Bob takes pictures from roof-mounted cameras. They are fed to a PC where image-processing software can identify types of vehicle and sizes of pedestrians. The number of cars also helps predict how many meals will be required, an important factor for the smooth running of a restaurant. The software makes its predictions based on research carried out by HyperActive Technologies. In time, Bob will also use data on past food consumption to help work out future demand.
In a trial at a McDonald’s in Chippewa, Pennsylvania, Bob is making an impression. “Bob is managing supply and demand, right down to the minute,” says Pat Currie, the branch manager.
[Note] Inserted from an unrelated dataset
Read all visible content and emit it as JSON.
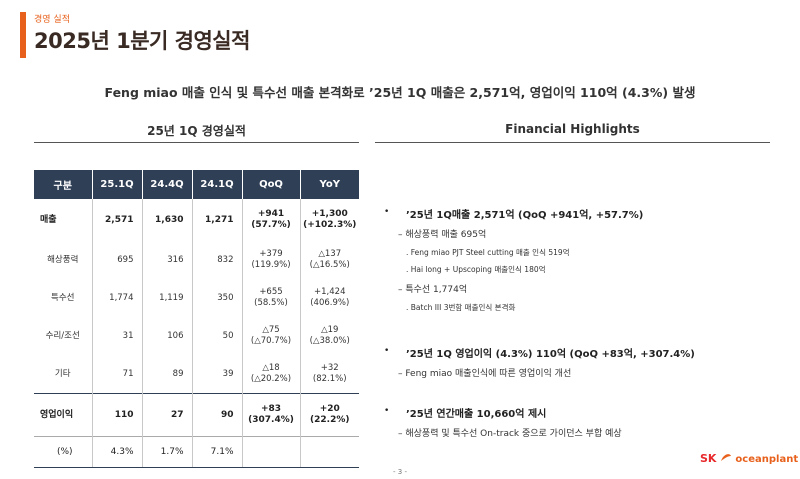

Craig Coulter, co-founder of HyperActive Technologies, says Bob is ensuring burgers are served hot, and waste has been “virtually eliminated”. Waiting times have been cut by an average of a minute per order.
HyperActive Technologies is not alone in trying to predict what people want in restaurants. Advanced Interfaces, a software company based in State College, Pennsylvania, has developed more sophisticated ways of predicting what people will order. Software it is developing will infer what people are likely to order using factors such as gender and age, assessed from a photograph of an approaching customer. “For example, chicken and salads are more popular with females, burgers are more for males,” says Armeen Gould, an applications developer at the firm.
But Coulter counters that Bob is already doing such a good job using only two parameters that there is no need to capture finer levels of detail to accurately predict demand.
Bob is now being tested in seven branches of McDonald’s, a Burger King and a Taco Bell in Pennsylvania, Ohio and Florida.